Lower-budget and higher-budget shows like Buffy the Vampire Slayer and 24 used almost exclusively virtual instruments. Slowly, all the live musicians who used to record for TV were no longer needed. There were a few holdouts, like the Star Trek series’, The Simpsons, Family Guy, and Lost. But even then, production budgets started to be slashed. When former Star Trek composer Paul Baillergeon spoke to my film-composing class at the University of Montreal in 2011, he told us about how the orchestra size slowly shrank over his time working on Deep Space Nine, Voyager, and Enterprise, from 60-piece, to 50, to 40, and so on.
As virtual instruments got better and cheaper, the technology became even more widespread. To some extent, it democratized orchestral music production—you didn’t need to study classical music for twenty years and a huge budget to be able to produce “orchestral” music. All you needed was a modest computer and some relatively cheap software. As more and more people started writing music digitally first, with no intention of recording live musicians, the market was inundated with an inferior product that is now considered normal because it's what is heard everywhere. To be clear, it’s not that the quality of the composition itself is inferior; rather the sonic quality, the production, sounds inferior when producing traditional orchestral music.1
I don’t think virtual instrument technology is bad or shouldn’t exist, but we should remember that real musicians make real performances. So when a relatively big TV series like Schitt’s Creek comes out, and its minimal amount of music sounds so terrible with a fake tuba and trumpet, it says to me that we as a society have lowered our cultural expectations around the art we consume. It wouldn’t have necessarily cost much to record musicians for a show that likely had a budget of millions of dollars per season, under $10,000 with full buyout rights, by my estimate. But instead, this was the final result:
This brings me back to AI tools for art and writing: Dall-E and ChatGPT might not be perfect, but they don’t have to be; they only have to be good enough. Thinking about where music technology was 40 years ago and where it is now, there is no doubt that writing and art jobs will be lost. These tools will also devalue the work of future artists and writers, making it harder to make a living as clients will say, “You can just use the computer to generate a draft, can’t you?” In fact, video game developer Polydin recently mused on what a successful integration of a tool like ChatGPT in games could look like, much to the ire of at least one professional game writer.

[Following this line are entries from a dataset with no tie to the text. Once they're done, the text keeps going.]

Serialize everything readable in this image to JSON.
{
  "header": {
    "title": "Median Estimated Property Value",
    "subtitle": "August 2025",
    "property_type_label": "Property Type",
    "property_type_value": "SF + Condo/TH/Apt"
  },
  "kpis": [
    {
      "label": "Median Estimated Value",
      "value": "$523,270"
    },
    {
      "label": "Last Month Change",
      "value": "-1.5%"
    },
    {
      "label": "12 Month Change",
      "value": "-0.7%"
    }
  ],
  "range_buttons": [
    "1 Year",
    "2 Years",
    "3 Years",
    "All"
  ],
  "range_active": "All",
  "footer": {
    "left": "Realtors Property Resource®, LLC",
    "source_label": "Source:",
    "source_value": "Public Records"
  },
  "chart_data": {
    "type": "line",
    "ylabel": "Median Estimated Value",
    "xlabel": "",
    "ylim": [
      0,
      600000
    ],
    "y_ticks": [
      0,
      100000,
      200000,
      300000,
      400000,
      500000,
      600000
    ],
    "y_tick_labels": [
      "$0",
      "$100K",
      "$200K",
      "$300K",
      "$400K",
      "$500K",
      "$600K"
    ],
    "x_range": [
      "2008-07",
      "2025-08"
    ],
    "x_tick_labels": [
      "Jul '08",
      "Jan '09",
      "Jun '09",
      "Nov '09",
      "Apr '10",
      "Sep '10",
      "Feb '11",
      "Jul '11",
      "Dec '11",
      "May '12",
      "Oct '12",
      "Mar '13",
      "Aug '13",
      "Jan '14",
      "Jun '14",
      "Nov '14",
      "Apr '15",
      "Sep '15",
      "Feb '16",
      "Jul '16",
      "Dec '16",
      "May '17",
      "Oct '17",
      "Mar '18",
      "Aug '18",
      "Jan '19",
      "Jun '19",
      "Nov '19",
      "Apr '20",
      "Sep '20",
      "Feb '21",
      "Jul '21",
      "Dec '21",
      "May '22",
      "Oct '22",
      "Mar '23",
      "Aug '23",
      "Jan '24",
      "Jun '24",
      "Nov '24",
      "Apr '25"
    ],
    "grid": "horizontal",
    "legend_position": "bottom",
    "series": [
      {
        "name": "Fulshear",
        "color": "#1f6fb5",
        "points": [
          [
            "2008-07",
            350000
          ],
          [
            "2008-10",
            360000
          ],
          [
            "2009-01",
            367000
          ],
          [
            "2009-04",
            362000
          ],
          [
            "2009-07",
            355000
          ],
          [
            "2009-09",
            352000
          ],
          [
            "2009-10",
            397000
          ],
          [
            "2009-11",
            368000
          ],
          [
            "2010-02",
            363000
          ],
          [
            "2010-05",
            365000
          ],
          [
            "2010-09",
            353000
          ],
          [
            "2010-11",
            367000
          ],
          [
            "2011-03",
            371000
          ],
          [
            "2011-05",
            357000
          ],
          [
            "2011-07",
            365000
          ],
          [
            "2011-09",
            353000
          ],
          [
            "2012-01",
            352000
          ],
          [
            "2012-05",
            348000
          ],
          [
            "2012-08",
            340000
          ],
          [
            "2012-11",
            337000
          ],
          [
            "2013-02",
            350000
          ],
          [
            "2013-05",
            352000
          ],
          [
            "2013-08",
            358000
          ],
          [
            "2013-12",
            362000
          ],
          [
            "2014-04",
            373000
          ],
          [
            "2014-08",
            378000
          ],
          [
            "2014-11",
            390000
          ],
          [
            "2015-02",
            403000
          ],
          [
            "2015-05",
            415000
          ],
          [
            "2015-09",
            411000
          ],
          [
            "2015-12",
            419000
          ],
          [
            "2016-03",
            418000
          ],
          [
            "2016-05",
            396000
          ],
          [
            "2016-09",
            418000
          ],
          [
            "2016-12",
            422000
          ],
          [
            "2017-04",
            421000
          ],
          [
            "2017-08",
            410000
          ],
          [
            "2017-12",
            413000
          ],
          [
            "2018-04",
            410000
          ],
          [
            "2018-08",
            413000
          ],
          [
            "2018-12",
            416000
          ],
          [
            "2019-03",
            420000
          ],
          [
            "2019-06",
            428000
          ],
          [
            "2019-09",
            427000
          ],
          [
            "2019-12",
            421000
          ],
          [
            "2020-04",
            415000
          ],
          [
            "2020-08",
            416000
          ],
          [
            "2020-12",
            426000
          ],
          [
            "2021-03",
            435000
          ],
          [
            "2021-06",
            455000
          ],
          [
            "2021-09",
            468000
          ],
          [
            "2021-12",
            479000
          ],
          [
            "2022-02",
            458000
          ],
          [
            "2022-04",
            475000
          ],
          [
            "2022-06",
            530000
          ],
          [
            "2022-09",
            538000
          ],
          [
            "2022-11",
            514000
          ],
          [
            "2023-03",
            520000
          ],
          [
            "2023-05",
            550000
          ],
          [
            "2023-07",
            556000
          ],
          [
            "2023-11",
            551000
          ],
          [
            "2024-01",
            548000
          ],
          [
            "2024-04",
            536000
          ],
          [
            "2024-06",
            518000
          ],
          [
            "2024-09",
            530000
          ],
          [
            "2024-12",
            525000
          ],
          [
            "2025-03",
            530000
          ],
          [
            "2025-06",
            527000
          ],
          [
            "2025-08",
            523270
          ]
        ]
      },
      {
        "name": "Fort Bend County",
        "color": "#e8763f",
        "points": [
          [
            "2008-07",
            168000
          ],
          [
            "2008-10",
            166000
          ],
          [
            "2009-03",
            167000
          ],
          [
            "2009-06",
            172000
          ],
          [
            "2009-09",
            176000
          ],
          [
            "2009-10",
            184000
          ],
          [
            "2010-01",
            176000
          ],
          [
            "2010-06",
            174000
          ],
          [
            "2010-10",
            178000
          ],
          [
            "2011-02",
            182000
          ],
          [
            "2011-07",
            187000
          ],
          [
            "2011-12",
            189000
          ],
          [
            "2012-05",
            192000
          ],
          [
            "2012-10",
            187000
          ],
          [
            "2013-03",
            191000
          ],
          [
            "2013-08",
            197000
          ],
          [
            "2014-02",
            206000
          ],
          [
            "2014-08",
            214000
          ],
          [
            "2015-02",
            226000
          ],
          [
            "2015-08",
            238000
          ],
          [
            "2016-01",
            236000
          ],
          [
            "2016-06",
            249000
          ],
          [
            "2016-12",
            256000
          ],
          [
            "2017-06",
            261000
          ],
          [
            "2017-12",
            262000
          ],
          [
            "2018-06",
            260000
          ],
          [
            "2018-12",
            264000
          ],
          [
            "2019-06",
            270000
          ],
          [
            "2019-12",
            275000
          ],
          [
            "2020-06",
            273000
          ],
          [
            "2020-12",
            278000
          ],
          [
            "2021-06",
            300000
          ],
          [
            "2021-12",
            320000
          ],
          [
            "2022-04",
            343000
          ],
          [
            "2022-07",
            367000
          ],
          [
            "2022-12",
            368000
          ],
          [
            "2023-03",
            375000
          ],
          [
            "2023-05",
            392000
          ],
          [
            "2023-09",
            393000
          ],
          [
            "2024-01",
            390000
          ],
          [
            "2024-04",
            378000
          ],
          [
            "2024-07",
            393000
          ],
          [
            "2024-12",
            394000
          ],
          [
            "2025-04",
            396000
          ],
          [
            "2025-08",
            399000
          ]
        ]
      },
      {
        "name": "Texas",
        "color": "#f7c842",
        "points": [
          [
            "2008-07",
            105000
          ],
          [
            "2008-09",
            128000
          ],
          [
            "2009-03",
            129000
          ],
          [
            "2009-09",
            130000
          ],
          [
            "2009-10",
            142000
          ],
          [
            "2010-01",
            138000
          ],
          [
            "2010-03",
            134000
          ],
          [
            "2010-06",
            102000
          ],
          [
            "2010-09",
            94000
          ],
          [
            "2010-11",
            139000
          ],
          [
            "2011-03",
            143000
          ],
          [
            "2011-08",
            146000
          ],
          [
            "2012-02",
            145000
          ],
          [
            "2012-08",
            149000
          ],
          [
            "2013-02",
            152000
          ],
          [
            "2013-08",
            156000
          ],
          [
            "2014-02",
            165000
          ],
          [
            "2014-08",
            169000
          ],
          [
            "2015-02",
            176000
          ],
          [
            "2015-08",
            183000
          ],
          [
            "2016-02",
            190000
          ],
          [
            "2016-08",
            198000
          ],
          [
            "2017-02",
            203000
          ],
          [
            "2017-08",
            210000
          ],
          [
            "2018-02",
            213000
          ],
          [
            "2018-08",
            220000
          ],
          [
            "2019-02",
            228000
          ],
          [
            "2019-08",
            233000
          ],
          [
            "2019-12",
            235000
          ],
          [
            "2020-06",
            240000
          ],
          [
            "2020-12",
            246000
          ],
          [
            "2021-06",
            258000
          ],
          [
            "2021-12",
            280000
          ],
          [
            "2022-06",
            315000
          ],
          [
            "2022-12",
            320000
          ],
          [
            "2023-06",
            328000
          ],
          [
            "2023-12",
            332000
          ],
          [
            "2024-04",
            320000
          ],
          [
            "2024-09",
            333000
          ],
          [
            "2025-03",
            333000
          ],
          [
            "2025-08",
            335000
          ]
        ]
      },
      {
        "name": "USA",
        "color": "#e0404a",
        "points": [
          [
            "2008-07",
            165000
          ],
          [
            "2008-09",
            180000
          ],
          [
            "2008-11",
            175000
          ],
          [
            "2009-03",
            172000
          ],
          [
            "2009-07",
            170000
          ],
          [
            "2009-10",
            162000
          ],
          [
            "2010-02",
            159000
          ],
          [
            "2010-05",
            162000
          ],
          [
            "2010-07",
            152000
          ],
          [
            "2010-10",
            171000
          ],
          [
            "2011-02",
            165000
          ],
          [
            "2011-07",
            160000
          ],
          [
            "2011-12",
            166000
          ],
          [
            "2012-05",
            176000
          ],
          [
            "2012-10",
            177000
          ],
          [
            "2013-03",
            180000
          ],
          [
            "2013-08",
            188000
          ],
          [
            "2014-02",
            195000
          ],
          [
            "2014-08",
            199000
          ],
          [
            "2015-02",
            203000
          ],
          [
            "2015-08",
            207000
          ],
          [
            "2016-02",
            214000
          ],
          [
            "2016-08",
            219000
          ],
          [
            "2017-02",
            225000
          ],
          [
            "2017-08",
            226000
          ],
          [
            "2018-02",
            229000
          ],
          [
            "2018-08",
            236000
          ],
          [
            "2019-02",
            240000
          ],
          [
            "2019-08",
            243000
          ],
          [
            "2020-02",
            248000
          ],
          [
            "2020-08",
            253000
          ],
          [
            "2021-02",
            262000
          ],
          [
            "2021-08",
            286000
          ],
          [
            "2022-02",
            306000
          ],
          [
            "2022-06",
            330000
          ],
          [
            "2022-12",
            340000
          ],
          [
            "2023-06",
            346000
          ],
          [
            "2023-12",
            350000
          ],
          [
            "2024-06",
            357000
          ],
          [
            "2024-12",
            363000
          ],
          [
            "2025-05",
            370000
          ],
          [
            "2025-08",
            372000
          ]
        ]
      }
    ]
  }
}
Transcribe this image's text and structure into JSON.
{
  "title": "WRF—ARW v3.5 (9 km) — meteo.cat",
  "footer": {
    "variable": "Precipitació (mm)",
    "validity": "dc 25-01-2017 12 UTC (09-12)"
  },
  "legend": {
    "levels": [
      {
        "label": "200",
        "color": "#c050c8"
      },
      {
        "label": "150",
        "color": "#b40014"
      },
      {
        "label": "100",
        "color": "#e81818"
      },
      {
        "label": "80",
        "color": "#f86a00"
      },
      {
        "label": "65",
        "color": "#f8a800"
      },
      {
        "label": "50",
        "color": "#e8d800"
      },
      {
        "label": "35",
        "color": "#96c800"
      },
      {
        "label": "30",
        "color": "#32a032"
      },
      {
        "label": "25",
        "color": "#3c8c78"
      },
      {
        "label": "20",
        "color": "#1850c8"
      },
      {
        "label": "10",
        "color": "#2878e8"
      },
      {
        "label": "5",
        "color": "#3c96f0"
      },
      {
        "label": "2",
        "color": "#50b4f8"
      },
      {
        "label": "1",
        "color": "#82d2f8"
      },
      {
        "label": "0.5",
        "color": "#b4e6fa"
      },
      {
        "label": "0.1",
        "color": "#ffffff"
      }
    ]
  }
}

And where does it end? Do we just let AI programs generate voice performances of our favourite actors? Do we let them generate their facial expressions? Will audiobooks now be exclusively read by text-to-speech bots? Ultimately, I think of it like fast food: no one will argue that fast food is great, but millions of people will be ok eating it regularly. Of course, certain people will have money to eat at the best restaurants—or commission real art—but many of our cultural products will slowly become like fast food: cheap, barely palatable, and unmemorable.
I believe that there is significant room for creativity and expression with virtual instruments and software, but the use of software to replace what would otherwise be a real musician performing the music is what I, and many other music professionals I know, deem to be inferior.